WMA Declaration of Cordoba on Patient-Physician Relationship


PREÂMBULO
A relação médico-paciente é parte de um modelo de relação humana que remonta às
origens da medicina. Representa uma ligação privilegiada entre um doente e um
médico baseada na confiança. É um espaço de criatividade em que se trocam
informações, sentimentos, visões, ajuda e apoio.
A relação médico-paciente é uma atividade moral que surge da obrigação de o médico
aliviar o sofrimento e respeitar as crenças e a autonomia do doente. É geralmente
iniciada por consentimento mútuo – expresso ou implícito – para prestar cuidados
médicos de qualidade.
A relação médico-paciente é o núcleo fundamental da prática médica. Tem um âmbito
universal e visa melhorar a saúde e o bem-estar de uma pessoa. Isto é possível graças à
partilha de conhecimentos, tomada de decisões comuns, autonomia do doente e do
médico, ajuda, conforto e companheirismo numa atmosfera de confiança. A confiança
é um componente inerente da relação que pode ser terapêutica em si e por si mesma.
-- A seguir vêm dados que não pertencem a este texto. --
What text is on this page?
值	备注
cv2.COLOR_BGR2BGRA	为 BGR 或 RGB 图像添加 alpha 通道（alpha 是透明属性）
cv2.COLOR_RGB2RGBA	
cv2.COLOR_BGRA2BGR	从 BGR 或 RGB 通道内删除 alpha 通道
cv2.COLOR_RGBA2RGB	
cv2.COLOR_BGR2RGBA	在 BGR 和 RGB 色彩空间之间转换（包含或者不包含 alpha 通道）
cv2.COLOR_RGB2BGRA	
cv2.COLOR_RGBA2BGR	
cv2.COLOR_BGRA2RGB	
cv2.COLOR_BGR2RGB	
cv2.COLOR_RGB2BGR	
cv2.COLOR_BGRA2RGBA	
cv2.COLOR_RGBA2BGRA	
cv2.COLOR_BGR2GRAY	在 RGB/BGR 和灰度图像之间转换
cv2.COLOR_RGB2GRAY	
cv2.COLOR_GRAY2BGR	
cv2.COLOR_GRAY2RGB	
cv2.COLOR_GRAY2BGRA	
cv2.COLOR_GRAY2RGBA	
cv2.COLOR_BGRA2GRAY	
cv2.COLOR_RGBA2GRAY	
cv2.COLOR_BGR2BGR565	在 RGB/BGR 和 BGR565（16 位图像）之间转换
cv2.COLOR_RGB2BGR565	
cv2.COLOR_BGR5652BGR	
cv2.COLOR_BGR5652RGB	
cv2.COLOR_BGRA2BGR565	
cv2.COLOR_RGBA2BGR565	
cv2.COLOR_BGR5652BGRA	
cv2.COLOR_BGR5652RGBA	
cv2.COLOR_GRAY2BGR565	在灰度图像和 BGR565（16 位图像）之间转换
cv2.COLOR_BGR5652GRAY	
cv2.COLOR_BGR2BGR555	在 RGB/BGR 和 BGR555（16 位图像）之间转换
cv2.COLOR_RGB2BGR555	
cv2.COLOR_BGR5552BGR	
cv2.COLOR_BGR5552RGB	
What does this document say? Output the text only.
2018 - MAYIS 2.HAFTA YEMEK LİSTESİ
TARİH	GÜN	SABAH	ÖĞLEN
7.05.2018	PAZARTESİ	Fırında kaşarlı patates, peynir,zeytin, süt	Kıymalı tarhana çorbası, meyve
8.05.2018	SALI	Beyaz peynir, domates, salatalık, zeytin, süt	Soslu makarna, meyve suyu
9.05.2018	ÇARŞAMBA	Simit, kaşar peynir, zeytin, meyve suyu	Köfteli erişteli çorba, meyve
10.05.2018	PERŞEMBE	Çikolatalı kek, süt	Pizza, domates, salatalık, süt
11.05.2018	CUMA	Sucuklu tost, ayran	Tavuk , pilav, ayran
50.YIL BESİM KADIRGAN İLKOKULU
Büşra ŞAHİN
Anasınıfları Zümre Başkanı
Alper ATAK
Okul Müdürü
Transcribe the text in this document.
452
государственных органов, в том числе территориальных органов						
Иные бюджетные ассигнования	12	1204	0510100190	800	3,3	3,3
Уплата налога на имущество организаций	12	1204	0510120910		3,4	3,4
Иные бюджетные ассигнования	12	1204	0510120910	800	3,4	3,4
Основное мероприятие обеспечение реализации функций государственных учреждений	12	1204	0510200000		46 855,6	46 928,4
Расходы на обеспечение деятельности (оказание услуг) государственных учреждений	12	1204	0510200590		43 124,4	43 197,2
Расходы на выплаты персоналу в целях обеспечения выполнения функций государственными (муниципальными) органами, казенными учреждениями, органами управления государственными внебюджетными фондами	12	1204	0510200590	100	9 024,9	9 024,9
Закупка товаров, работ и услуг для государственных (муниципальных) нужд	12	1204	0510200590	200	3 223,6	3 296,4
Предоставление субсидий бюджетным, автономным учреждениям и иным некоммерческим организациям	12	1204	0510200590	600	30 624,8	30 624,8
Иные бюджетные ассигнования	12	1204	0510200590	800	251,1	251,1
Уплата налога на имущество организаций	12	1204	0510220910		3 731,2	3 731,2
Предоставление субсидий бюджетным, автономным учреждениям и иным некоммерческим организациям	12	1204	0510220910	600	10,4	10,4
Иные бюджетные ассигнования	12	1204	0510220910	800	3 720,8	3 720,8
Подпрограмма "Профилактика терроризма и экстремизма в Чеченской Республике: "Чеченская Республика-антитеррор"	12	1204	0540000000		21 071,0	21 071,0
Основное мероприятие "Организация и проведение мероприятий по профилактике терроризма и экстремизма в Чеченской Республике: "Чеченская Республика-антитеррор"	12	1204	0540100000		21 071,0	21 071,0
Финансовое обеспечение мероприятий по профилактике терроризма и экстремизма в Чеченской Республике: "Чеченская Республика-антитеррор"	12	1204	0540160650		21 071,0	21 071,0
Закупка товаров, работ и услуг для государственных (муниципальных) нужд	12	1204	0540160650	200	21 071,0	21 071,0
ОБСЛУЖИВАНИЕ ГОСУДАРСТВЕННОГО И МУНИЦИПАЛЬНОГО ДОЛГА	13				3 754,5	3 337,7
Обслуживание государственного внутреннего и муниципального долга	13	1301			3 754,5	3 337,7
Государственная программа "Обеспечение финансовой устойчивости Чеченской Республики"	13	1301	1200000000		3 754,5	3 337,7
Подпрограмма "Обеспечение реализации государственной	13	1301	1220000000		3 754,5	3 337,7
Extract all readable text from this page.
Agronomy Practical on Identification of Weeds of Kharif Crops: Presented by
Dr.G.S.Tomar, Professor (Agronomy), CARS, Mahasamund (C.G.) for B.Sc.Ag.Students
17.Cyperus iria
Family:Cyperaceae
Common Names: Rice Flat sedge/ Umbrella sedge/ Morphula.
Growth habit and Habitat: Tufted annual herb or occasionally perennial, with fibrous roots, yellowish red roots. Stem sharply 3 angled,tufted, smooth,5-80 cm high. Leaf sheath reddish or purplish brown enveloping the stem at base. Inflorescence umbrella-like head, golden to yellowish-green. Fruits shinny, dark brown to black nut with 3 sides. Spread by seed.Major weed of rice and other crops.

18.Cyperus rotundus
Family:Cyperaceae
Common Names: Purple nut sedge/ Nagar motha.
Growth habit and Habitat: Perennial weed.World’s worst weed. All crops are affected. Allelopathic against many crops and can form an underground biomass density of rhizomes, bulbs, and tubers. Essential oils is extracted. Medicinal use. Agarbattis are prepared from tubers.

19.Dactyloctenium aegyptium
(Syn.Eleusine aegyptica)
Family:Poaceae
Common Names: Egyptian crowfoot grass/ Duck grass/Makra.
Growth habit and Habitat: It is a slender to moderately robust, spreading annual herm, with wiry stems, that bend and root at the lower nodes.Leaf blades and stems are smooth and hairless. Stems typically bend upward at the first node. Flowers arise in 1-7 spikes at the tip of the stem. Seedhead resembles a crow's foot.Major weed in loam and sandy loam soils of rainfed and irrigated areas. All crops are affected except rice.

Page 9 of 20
A relação médico-paciente é essencial para os cuidados centrados no doente. Obriga a
que tanto o médico como o doente sejam participantes ativos no processo de cura.
Embora a relação promova e suporte a colaboração nos cuidados médicos, os doentes
capazes tomam decisões que condicionam os seus cuidados. A relação pode ser
terminada por qualquer uma das partes. O médico deve então ajudar o doente,
garantindo a transferência dos cuidados e encaminhando-o para outro médico com
competência necessária para continuar os cuidados.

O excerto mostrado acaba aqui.